Ce très grand universitaire britannique vient de mourir à l’âge de 96 ans. Il fonda, dans les années cinquante, les cultural studies, en compagnie de Raymond Williams et Stuart Hall.
Il était né en 1918 dans un quartier ouvrier de la ville industrielle de Leeds. Un jour, par facétie, je lui posai la question suivante :
— Il me semble que votre patronyme signifie quelque chose de franchement populaire.
— Bien vu, Bernard, me répondit-il. Il signifie en effet « gardien de cochons ». Le peintre William Hogarth portait à l’origine le même nom que moi.
Hoggart perdit sa mère alors qu’il n’avait que huit ans. Il fut élevé par une de ses grands-mères dans une maison minuscule. Sa tante Ethel repéra ses capacités intellectuelles et l’encouragea à tenter le lycée. Il put poursuivre ses études grâce à diverses bourses. À l’époque, un enfant sur 200 seulement en bénéficiait.
En 1939, il obtient une licence en littérature anglaise à l’université de Leeds. Il fait la guerre dans l’artillerie, puis, de 1946 à 1959, enseigne la littérature anglaise dans des cours pour adultes à l’université de Hull.
Il publie en 1957 ce qui allait devenir l’un des livres les plus importants du XXe siècle : The Uses of Literacy (publié en France en 1970 sous le titre La Culture du pauvre). Dans cet ouvrage nourri de sa propre vie, il analysait, de l’intérieur, la culture populaire anglaise, ses modes de fonctionnement, son discours, ses résistances face à la culture bourgeoise et aristocratique. Il avait voulu saisir cette culture au moment précis où la classe ouvrière accédait aux médias de masse (en en devenant peu ou prou prisonnière) et où elle s’américanisait. Cet ouvrage, à la fois érudit, touchant et profondément honnête, était celui d’un très grand moraliste, ce que crurent lui reprocher certains sociologues pur sucre.

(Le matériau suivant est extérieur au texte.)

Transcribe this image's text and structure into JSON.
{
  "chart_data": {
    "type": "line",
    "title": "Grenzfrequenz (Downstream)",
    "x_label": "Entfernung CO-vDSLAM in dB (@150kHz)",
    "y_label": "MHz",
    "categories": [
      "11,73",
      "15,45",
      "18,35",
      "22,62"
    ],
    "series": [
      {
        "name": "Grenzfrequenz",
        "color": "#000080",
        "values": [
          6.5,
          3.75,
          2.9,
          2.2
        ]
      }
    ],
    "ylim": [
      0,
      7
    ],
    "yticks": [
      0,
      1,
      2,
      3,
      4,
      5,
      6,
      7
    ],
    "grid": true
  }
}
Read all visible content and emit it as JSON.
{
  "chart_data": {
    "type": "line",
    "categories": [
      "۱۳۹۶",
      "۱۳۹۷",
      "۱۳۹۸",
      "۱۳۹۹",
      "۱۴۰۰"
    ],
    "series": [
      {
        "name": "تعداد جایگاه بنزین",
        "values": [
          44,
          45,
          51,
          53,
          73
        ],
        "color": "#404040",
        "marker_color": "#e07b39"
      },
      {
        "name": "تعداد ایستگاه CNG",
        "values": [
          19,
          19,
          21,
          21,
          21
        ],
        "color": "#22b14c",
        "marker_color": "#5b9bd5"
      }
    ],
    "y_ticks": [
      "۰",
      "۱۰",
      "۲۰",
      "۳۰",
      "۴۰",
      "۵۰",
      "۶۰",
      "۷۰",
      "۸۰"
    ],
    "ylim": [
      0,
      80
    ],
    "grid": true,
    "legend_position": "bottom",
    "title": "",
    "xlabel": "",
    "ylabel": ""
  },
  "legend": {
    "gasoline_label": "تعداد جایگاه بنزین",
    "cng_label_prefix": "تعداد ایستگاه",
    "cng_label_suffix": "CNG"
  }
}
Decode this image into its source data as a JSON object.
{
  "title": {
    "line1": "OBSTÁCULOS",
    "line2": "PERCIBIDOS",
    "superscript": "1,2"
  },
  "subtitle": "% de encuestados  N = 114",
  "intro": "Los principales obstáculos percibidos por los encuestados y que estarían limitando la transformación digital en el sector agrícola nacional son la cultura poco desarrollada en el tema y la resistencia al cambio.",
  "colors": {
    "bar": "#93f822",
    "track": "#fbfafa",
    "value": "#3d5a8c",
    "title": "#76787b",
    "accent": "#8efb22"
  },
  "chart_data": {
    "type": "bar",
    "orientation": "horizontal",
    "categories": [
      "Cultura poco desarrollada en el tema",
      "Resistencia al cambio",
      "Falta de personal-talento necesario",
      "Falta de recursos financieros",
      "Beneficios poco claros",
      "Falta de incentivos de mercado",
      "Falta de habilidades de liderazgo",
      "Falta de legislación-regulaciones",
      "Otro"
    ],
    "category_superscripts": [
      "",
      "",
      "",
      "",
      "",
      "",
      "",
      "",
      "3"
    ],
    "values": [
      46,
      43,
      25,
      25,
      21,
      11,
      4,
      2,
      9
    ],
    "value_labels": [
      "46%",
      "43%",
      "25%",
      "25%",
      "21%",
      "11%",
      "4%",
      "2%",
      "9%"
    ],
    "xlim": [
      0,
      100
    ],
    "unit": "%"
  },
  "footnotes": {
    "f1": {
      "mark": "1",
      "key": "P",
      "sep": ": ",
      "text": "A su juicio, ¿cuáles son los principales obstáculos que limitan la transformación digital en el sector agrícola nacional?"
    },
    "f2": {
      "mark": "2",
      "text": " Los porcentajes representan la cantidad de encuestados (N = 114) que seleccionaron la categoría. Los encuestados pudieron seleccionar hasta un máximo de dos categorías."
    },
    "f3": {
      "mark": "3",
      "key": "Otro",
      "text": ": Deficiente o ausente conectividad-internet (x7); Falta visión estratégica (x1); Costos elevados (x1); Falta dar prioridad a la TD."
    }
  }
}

Hoggart enseigna ensuite, comme maître-assistant, la littérature anglaise à l’université de Leceister (de 1959 à 1962). Il fut ensuite nommé professeur à l’université de Birmingham où il exerça de 1962 à 1973 (pas question, à l’époque, qu’un fils de prolo – il ne connut quasiment pas son père mort de brucellose – soit recruté à « Oxbridge »). Il y fonda en 1964 le Centre d’études des cultures contemporaines. Il fut ensuite directeur adjoint de l’UNESCO de 1971 à 1975. En 1976, il fut nommé directeur du Goldsmith College de l’université de Londres où il acheva sa carrière universitaire en 1984.
Il fut, avec E.M. Forster, l’un des témoins principaux du « procès du siècle » (pour les Britanniques) qui opposa la justice aux éditions Penguin lorsqu’elles publièrent L’amant de Lady Chatterley. Face à un procureur qui osait affirmer qu’il ne permettrait pas à sa femme ou à sa bonne de lire un tel livre, Hoggart démontra de magistrale manière que, malgré l’usage répété du verbe fuck et malgré une ou deux scènes de sodomie, la valeur artistique du livre était considérable. Il expliqua par ailleurs, ce qui en surprit plus d’un, pourquoi D.H. Lawrence était en fait un … puritain. Penguin eut gain de cause (j’ai relaté cet épisode insensé de l’histoire de la justice britannique dans mon livre Censure et libertés au Royaume-Uni).
Son humour était aussi chaleureux que cinglant. Sa compagnie était une merveille.
Il eut la grande gentillesse de préfacer mon livre sur Orwell et d’y écrire deux ou trois choses que je ne méritais pas.
Richard Hoggart a beaucoup compté pour moi.